Review of Bob Ellis’ book Goodbye Jerusalem in The Weekend Review, The Australian, 5-6 April 1997.
This rambling, indiscrete, self-centred, intermittently hilarious and frequently tedious, 600 plus page book lives up to its sub-title: ‘Night Thoughts of a Labor Outsider’. This is so in two respects. Much of the turgid prose appears, in the colourful phrase of the author, ‘methylated’. Presumably that’s a state of mind more regularly achieved around midnight than during the day. Second, only a true outsider could write the romantic nonsense that pads this book.
Ellis currently works for the Premier of NSW and the Federal Leader of the Opposition, Kim Beazley, and previously worked with other Labor figures over the years. He has been a prolific author and, famously, the originator of and script writer for the ‘True Believers’ ABC television series. Surprisingly, we learn in several parts of the book that he has refused to watch this program as he quarrelled with the producers over their choice of leading actors and some changes to the script. In 1994 Ellis was popularly exalted as the independent candidate against Bronwyn Bishop in the Sydney electorate of MacKellar.
But he does not shine here. Unfortunately this book is far too long, idiosyncratic, too repetitive and too self-consciously arty. It is divided into eight sections and 46 chapters, not all of which connect with one another.
In the promotion of this now to be pulped book, Ellis has posed for photographers as an innocent, a Leunig-like cartoon character. Perhaps this was a mask assumed in the vain hope of warding off libel suits. Vain, because there are many passages conveying private thoughts uttered to Ellis on the understanding they would never be shared with the public. But then, albeit briefly, before the book was withdrawn from the shelves, the confidential blazed in print. As a result, Ellis will be treated as even more of an outsider than he was before.
Ellis sometimes comes up with some good lines.
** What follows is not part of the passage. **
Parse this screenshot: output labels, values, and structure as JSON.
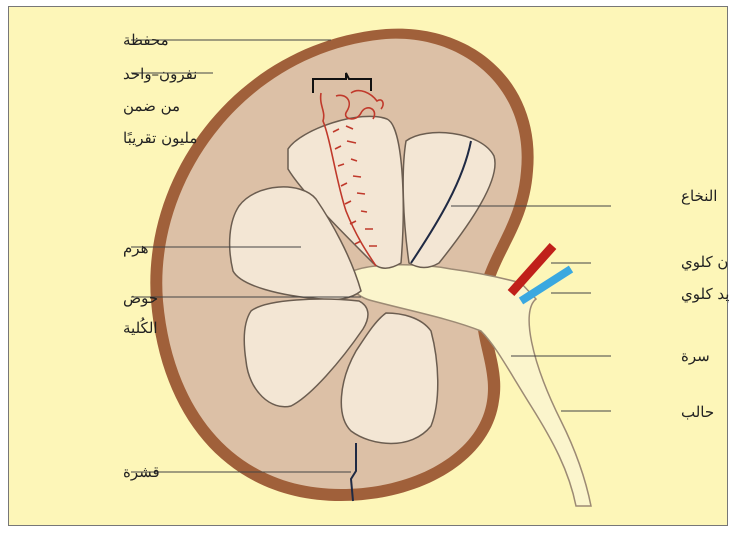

In one section, written on a certain Friday at midnight, he states “John Howard’s own aeroplane was struck by lightning last week, he ended a bad week for him, and turned back to Canberra and landed. He was quickly put on another plane and Bronwyn Bishop put on the plane that was damaged. It is not known if she struggled. This plane then took off in a deepening storm. One could come close to liking a man who thought of that. I know he was grateful for what I did to her. I shall no doubt get my rewards in the next world where things really matter.” His description of Downer is hard to beat: “the great thing about him is that he’s all of the piece, and so recognisable – the actor-manager in a travelling North-of-England amateur production of Charley’s Aunt, the deferential bar man at the TV Great Escape, the brother-in-law you endure over dinner who’s never worked a day in his life and gets whoopsy after a couple of glasses of wine, a personality somewhere between Gordon Chater and a pan-fried pizza. It is to such men that we have given the country, and they will not easily give it back.”
He captures the melancholy recognition of the absurdities of politics by the Premier of NSW: “Carr explained to Lizzie how vulgar and raucous the State House was and gave a fair sketch of the proceedings – ‘boo, rubbish’, ‘go bag your head’. He was now being held responsible, he complained, for the many stabbings and shootings in the past day and night (the severest climaxes of lifetimes under lesser state governments over many years) and was aggravated at the only real response, ‘these things happen’, was rhetorically inadmissible.”
Occasionally there is a glimpse of poetic insight and black humour about the situations and people he writes about. His tribute to Carr is an example: “… in a world of blokes and football jocks and hard-drinking he-men’s men with brains like burnt rissoles dipped in Fosters and paunches hanging over their shorts, he proved that the mind, the mind has mountains that the voters do not mind ascending at his side, that the brain is an erogenous zone, and it can be tickled, even in a populist campaign…” This might be poetry, but it is not politics – as is conveyed elsewhere in his brutal descriptions of the crudities of state politics.
His reflections on the MacKellar campaign are both pompous and sometimes bulls-eye scoring. He recognises, even here, the luck of the final result and the media interpretation. He suggests that there wasn’t much of a swing but because of his exaggerated claim that there was a significant two-party swing immediately after the result, this was believed by an eager media wanting to cut down Bronwyn Bishop.
Sometimes it appears that Ellis has never recovered from hearing the witty bon mot of Oscar Wilde: “If a thing is worth doing it is worth overdoing”. Hence the book is larded with quotes from his writings including The Hewson Tapes, sections from the True Believers series and from other works. It is overdone. There are also loads of quotes from favourite authors, including W.B. Yeats, Shakespeare, Les Murray, John Bunyan, and so on, sometimes apt and sometimes just there, like pearls in the mud.
The pity is that with a good editor Ellis may not only have avoided the libel sanctions that have now fallen on his head. He might have also have written a great book.